Dans un cas, on a un conflit social presque classique, et d’une certaine manière rassurant dans son fondement, puisque l’on a un front syndical uni d’un côté contre un pouvoir inflexible de l’autre. Les camps sont clairs. Mais dans le cas des méga bassines, on a des militants qui sont les héritiers des zadistes, qui eux-mêmes sont des héritiers lointains des altermondialistes. Là, d’un côté, on sait bien que la police française est particulièrement mal formée au maintien de l’ordre et de l’autre côté on a des militants dont certains étaient là pour en découdre.”
L’espoir manque à l’appel dans le champ du politique
“Ce qu’il manque au politique, que ce soit celui qui l’incarne aujourd’hui, ou presque tout autre possible, c’est qu’il est extrêmement difficile de dessiner quelque chose qui serait une idée du bien, constate Francis Wolff. C’est ce qui manque profondément à la politique et à la mobilisation, l’idée que d’un côté nous ne savons pas vers quoi nous souhaiterions aller, nous savons que nous sommes contre, nous savons dire ce qu’il y a comme injustices, mais nous ne savons pas exactement dire ce que serait la justice, ce que serait une société juste”, ajoute-t-il.

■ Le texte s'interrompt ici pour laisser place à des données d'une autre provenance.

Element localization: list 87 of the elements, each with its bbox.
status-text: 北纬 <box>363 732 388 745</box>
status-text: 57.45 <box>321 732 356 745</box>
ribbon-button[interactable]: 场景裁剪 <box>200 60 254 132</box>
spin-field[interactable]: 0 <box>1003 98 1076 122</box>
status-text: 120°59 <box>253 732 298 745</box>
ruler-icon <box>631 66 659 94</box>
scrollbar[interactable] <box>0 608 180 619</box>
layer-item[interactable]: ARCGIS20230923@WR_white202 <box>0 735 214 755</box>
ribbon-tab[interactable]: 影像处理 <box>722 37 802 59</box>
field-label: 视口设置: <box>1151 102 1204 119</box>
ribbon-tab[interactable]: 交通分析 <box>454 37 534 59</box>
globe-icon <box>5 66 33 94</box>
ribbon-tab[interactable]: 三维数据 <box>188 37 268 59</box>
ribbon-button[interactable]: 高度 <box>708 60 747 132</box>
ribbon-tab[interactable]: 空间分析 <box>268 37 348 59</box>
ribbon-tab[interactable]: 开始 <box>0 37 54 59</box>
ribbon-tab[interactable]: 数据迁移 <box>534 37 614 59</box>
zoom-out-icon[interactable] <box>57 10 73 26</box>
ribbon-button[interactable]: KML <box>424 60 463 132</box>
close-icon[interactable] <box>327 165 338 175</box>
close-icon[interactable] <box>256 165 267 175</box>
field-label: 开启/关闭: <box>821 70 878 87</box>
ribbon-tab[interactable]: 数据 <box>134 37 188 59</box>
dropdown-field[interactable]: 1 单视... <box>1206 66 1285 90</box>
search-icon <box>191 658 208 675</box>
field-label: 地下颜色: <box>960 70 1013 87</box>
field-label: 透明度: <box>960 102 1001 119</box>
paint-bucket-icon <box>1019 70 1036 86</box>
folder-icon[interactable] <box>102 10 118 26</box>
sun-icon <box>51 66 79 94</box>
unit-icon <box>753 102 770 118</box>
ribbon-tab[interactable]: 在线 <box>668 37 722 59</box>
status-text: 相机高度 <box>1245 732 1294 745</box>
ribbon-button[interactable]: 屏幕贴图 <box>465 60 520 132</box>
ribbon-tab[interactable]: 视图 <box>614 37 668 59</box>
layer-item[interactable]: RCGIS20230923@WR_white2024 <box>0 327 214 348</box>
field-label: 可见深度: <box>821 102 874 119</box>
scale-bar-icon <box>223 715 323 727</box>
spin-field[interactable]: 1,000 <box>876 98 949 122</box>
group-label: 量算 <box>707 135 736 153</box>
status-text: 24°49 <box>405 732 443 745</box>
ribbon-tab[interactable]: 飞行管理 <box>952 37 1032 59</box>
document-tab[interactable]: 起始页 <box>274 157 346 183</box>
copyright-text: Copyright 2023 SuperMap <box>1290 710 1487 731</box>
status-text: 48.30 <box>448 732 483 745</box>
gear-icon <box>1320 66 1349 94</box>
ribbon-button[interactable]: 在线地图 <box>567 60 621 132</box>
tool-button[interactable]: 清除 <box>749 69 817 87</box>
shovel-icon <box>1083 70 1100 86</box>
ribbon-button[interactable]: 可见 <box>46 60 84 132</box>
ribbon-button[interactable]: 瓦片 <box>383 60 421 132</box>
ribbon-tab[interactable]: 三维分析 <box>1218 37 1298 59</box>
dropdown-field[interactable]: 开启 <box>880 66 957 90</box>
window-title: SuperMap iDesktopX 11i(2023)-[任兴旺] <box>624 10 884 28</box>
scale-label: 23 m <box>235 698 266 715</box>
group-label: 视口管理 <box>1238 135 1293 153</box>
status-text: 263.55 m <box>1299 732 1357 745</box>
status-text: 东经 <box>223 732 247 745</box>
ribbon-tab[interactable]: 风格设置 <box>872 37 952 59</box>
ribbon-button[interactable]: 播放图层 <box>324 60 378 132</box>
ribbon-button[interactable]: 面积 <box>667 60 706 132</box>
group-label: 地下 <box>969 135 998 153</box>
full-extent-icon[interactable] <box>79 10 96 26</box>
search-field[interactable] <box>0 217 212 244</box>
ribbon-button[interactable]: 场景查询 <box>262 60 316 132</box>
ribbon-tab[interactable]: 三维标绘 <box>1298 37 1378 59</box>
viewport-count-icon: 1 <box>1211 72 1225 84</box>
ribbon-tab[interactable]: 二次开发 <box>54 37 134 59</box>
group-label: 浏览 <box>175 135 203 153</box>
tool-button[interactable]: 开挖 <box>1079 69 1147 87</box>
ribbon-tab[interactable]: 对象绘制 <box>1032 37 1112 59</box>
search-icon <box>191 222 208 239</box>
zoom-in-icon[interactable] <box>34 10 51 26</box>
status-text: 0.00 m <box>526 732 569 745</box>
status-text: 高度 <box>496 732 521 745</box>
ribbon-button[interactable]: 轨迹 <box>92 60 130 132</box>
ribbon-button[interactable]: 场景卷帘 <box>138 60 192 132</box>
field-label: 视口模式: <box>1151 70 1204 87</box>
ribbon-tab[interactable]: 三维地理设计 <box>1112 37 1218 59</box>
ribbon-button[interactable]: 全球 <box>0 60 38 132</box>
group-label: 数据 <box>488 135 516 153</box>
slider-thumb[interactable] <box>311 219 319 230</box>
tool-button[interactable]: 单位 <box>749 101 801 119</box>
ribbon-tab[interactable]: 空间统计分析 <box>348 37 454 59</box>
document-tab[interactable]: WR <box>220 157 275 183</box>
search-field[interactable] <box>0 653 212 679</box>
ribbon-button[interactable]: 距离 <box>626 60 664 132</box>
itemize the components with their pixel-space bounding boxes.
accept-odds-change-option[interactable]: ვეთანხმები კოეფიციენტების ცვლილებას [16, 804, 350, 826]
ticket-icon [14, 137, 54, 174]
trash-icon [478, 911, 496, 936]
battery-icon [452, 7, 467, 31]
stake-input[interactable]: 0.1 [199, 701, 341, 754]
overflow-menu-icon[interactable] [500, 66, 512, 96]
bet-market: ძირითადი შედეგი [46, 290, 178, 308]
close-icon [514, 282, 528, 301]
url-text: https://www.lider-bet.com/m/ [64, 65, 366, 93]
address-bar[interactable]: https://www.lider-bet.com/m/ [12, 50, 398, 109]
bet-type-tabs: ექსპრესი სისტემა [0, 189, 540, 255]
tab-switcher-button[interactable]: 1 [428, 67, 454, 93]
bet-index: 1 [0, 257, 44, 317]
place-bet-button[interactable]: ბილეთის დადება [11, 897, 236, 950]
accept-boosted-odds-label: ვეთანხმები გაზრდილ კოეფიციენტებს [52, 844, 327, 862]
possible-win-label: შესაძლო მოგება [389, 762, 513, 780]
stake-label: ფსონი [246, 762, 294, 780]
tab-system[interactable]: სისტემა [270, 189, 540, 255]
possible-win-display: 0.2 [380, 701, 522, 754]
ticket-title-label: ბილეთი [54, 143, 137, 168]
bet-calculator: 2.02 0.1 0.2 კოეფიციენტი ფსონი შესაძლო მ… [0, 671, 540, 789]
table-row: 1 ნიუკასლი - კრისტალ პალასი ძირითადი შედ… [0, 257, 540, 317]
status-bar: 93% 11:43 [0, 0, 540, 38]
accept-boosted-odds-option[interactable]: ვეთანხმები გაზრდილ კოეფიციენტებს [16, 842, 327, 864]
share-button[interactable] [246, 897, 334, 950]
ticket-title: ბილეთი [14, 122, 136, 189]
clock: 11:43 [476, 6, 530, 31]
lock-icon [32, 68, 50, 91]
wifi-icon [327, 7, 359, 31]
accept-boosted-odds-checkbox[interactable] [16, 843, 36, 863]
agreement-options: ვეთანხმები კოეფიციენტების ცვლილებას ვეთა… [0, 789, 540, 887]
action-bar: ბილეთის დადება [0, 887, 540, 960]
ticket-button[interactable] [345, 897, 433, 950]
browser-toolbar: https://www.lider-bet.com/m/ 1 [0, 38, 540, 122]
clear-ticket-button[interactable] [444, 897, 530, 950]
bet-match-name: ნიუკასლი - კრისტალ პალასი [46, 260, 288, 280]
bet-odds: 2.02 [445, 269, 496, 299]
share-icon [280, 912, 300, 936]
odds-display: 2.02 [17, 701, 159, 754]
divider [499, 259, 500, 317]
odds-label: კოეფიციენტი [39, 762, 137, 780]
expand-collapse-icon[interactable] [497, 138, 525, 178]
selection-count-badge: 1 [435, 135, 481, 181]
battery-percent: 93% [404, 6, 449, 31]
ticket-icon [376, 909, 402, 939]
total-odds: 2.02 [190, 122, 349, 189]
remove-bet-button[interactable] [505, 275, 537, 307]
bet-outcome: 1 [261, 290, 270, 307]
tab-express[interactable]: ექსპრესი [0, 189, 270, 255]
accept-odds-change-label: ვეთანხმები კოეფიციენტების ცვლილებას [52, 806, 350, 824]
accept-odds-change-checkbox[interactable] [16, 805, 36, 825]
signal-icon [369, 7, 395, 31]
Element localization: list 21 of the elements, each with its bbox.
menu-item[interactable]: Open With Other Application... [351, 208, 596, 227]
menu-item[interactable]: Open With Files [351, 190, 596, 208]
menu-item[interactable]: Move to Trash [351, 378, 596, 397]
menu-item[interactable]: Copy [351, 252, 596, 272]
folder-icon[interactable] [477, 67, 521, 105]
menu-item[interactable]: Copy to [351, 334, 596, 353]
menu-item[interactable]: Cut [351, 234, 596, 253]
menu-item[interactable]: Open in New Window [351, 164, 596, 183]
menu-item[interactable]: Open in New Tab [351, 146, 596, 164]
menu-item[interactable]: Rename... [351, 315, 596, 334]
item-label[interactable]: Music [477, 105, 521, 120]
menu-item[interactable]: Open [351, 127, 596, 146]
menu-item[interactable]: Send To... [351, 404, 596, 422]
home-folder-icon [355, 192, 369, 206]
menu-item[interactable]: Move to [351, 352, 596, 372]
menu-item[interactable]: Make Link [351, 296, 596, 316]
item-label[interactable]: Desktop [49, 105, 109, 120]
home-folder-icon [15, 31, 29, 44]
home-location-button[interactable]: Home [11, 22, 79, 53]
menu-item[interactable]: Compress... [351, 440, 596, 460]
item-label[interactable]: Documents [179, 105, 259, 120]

« C’est l’une des très rares fois dans l’histoire de notre pays où il n’y a pas un horizon du bien qui soit clair. Ce que l’on appelle la crise du politique c’est avant tout la crise de l’idée même qu’il y a un bien à chercher. Les grands récits que nous avons à transmettre à nos enfants sont des récits négatifs.”
De son côté, Myriam Revault d’Allones pense que “le fait de n’avoir plus un avenir dessiné à l’avance, l’idée que l’avenir est incertain, que nous devons tâtonner pour trouver des perspectives, n’est pas en soi une idée négative. Parce que l’incertitude est la condition même de l’action. Peut-être que nous avons maintenant des possibilités d’élaborer de manière plus modeste, plus fragmentaire, des éléments qui permettent de construire autrement la démocratie”.